Die Arten der Unterstützung waren vielfältig:
- Für politisch Verfolgte wurde Asyl gewährt, um in der DDR lernen, arbeiten und leben zu können, einschließlich unentgeltlicher medizinischer Betreuung. Als prominenteste Beispiele sind unter den tausenden griechischen Kommunisten, die in die DDR kamen, die Professoren Kritsikis und Phoutopoulos an der Charité Berlin zu nennen. Aus der alten Bundesrepublik Deutschland kamen nach dem KPD-Verbot mit Folgeprozessen (z.B. gegen die FDJ) und nach dem berüchtigten »Radikalenerlass« ebenfalls tausende Menschen in die DDR, denen in der BRD politische Repressionen drohten. Aus Chile konnten nach dem Pinochet-Putsch gegen Salvador Allende tausende Emigranten in die DDR entkommen: Darunter die gegenwärtige Präsidentin Chiles Bachelet, die in der DDR Medizin studieren und Kinderärztin werden konnte, sowie der Gesundheitsminister Allendes, Dr. Coacha.
- Es gab medizinische Hilfe für Kriegs- und Bürgerkriegsopfer in Krankenhäusern der DDR. So z.B. im heutigen Sana-Klinikum Oskar-Ziethen-Krankenhaus Berlin-Lichtenberg, im heutigen Vivantes-Klinikum Berlin-Friedrichshain und in den Kliniken in Berlin-Buch. Gleichzeitig gab es chirurgische Behandlungen der Opfer in den Heimatländern durch Spezialisten der DDR. Dies traf insbesondere für Indochina (Kambodscha, Laos, Vietnam), Nicaragua und Afrika (Angola, Moçambique, Namibia und Südafrika) zu. Der große Nelson Mandela hat sich in seiner Autobiografie dankbar für die auch medizinische Unterstützung der ANC-Kämpfer durch die DDR geäußert.
- Es gab medizinische Voruntersuchungen vor Ort und integrierte medizinische Betreuung innerhalb der DDR von mehr als 100.000 jungen Frauen und Männern, die zur Berufsausbildung und zum Studium in die DDR kamen: So aus Ungarn, Nordkorea, Vietnam, Laos, Kambodscha, Palästina, Algerien, Angola, Moçambique, Namibia, Südafrika und Cuba. Die Ausgebildeten kehrten in ihre Heimat zurück, bauten ihr Land auf, und einige nehmen heute führende Positionen in Wirtschaft, Wissenschaft, Kultur und Politik ein.

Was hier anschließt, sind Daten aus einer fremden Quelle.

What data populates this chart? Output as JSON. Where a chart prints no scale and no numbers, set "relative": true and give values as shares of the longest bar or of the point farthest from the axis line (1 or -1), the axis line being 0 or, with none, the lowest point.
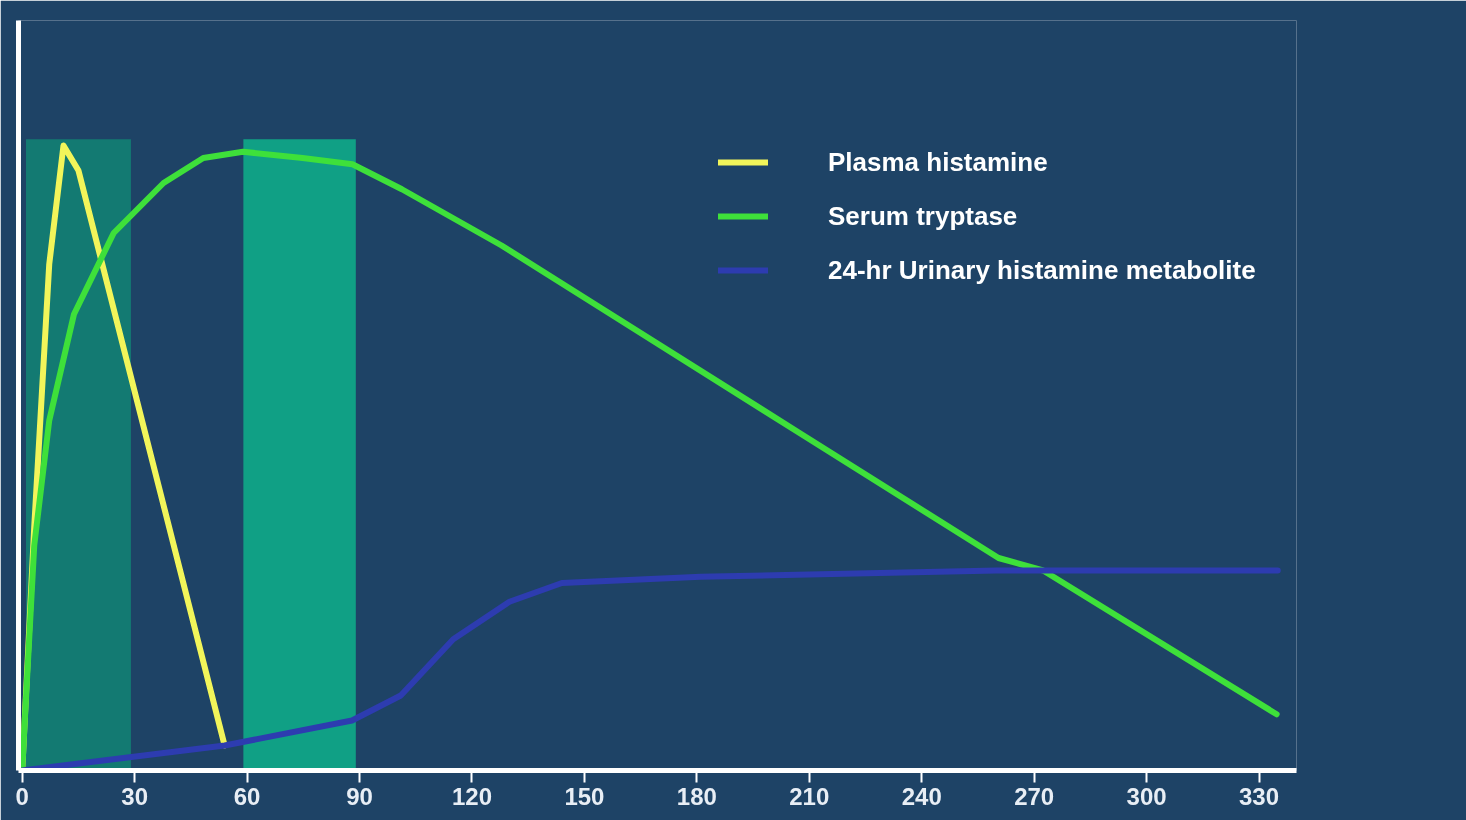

- Da war des Weiteren die Aufbau- und Entwicklungshilfe vor Ort. Markante Beispiele sind: Im Urwaldkrankenhaus Moatize in Moçambique sicherten Ärzte und Schwestern der DDR zusammen mit einheimischen Krankenschwestern die Betreuung von Bergleuten und der Bevölkerung im Norden des Landes bis zum Sambesi. In Gonda (Äthiopien) wurde die Medizinische Fakultät maßgeblich von Wissenschaftlern und Ärzten der Universität Leipzig getragen. Vor allem aus vielen Millionen Mark Spenden der meist monatlich spendenden Gewerkschafter des FDGB wurde das »Karl-Marx-Hospital« in Managua (Nicaragua) gegründet und über Jahre von Ärzten, medizinischem und technischem Fachpersonal der DDR und ausgebildeten »Nicas« die unentgeltliche Versorgung auf hohem Niveau gesichert. Noch heute genießt dieses »Deutsch-Nikaraguanische Krankenhaus« große Anerkennung, wird allerdings nicht mehr durch staatliche Entwicklungshilfe aus Deutschland unterstützt, denn die katholischen Sandinisten passen den nächstenliebenden Christ- und Sozialdemokraten nicht.
- Einen nicht unbedeutenden Anteil an der solidarischen Unterstützung für die Entwicklungsländer, oft im Auftrag der Weltgesundheitsorganisation, hatte eine Vielzahl von Experten, welche in einigen dieser Länder massenhaft verbreitete Erkrankungen und Seuchen bekämpften (z.B. Tuberkulose, Malaria, Schlafkrankheit, Geschlechtskrankheiten, Trachom, Pocken, Lepra). Sie führten Impfungen durch, führten diagnostische Medizintechnik ein und unterstützten als Berater die Landesbehörden bei der Planung und Organisation.
Alle von mir aufgezeigten medizinischen Aktivitäten wären auch gegenwärtig notwendig, um wieder Frieden und Fortschritt zu erreichen. Man muss nur endlich so handeln – und nicht permanent und aggressiv mit Militär und Polizei nach außen und innen zündeln.